One rule which is easily overlooked is the Sole Purpose Test.  This requires a fund to operate for the sole purpose of providing benefits for members at retirement or death.  The fund should not be used as an ATM or credit card in the event that a member may be in need of cash, however temporary.  Nor can the fund be used to fund cash flow problems in a business.  This includes making loans or investments in related parties.

Who is a related party?  A related party is defined under the Superannation Regulations as any of the following:

  1. Another member of the fund;
  2. An employer sponsor of the fund; or
  3. An associate of an entity referred to in 1 or 2.

The term “associates” is a far reaching definition.  It includes relatives of members, other members of the fund, other directors of a corporate trustee, a partner of a member including spouse and any children, a trustee controlled by a member and their associates, or a company controlled by a member and their associates.  It is designed to ensure that trustees do not use others to avoid the reach of the ATO.

An SMSF therefore cannot lend money to a company owned by a member of the fund or their family.  So if you have an SMSF and your business is short of cash to pay creditors, you cannot simply borrow the funds from your SMSF to pay your creditors – otherwise the purpose of the loan is not an investment of the fund to boost retirement savings but is being used to fund your business.  Whether that loan is necessary to save your income and, perhaps, your family home is immaterial.  This is what happened in JNVQ & Commissioner of Taxation [2009] AATA 522 (14 July 2009).

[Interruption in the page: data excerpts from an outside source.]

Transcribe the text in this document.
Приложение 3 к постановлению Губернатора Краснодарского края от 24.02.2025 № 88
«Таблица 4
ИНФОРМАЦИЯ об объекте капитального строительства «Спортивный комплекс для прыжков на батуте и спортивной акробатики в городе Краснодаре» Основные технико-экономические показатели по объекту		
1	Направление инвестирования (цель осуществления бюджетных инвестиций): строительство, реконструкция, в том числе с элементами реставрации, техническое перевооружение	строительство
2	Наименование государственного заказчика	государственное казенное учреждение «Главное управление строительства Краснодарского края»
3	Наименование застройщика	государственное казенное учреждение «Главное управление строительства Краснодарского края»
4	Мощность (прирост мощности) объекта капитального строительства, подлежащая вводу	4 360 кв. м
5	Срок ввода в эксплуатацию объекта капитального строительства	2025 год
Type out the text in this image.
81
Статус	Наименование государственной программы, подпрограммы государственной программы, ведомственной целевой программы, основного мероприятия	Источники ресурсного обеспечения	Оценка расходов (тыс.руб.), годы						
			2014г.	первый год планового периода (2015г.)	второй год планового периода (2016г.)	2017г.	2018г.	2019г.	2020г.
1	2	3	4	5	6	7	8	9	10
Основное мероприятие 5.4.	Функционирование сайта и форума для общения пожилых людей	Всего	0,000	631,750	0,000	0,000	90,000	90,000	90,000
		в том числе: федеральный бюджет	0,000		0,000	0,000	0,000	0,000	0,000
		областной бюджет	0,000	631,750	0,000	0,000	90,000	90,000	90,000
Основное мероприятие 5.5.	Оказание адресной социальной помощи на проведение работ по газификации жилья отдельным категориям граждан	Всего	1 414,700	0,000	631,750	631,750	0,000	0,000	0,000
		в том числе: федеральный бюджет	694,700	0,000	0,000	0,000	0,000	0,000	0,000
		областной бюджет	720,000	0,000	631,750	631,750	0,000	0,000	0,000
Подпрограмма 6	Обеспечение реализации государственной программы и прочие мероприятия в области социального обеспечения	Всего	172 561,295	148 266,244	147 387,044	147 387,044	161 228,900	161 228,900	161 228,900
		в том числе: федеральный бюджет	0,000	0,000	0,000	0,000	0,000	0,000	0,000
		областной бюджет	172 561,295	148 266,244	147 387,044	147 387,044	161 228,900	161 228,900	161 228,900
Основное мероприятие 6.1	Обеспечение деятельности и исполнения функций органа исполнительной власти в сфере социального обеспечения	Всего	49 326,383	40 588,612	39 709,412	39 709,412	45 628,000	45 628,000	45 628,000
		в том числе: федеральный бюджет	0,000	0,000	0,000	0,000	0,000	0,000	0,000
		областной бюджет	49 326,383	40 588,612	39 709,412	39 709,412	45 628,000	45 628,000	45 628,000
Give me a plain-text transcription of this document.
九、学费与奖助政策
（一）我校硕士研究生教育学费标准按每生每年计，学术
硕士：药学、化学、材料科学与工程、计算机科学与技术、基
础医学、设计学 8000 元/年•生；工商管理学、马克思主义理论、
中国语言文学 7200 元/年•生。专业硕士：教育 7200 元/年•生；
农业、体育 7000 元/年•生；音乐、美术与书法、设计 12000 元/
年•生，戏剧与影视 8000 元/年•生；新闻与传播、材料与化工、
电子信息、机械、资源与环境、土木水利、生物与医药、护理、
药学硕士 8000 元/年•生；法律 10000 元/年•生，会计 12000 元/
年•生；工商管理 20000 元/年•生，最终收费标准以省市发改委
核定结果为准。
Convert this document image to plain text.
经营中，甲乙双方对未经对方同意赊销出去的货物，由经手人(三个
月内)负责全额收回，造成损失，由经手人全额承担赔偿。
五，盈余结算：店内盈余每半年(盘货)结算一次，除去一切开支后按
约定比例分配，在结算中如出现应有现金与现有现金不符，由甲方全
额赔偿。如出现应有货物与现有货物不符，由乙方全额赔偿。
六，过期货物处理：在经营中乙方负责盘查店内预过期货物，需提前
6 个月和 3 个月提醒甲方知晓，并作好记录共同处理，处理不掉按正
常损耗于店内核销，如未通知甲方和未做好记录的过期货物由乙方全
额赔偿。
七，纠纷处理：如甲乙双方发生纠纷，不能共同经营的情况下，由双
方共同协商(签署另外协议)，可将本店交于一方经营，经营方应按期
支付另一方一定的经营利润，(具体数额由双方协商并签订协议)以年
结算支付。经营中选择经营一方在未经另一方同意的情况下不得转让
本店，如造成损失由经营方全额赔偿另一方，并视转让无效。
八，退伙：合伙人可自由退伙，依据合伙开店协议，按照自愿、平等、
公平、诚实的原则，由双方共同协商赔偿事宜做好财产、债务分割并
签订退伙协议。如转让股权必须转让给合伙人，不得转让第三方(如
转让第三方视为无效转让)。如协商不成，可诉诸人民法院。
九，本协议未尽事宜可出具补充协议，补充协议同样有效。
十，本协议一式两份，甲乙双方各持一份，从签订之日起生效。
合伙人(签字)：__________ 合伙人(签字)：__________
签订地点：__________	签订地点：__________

In the JNVQ case, the trustees of the fund made loans to a company which happened to be a company controlled by one of the members.  This was a contravention of the superannuation operating standards because the trustees had made a loan to an associate of the one of the members of the fund.  The AAT found that the fund was not being used for the sole purpose of building retirement savings but being used fro business purposes.  The fund was found to be non-complying.

This finding carries serious tax consequences for the trustees of the SMSF, including tax at the top marginal rate not just on the income but also on the value of investments.  Nearly 50% of the fund can be wiped out.

Being a trustee of an SMSF is a position of trust – what lawyers call a fiduciary obligation.  There can be serious consequences for your retirement savings if the rules are not observed.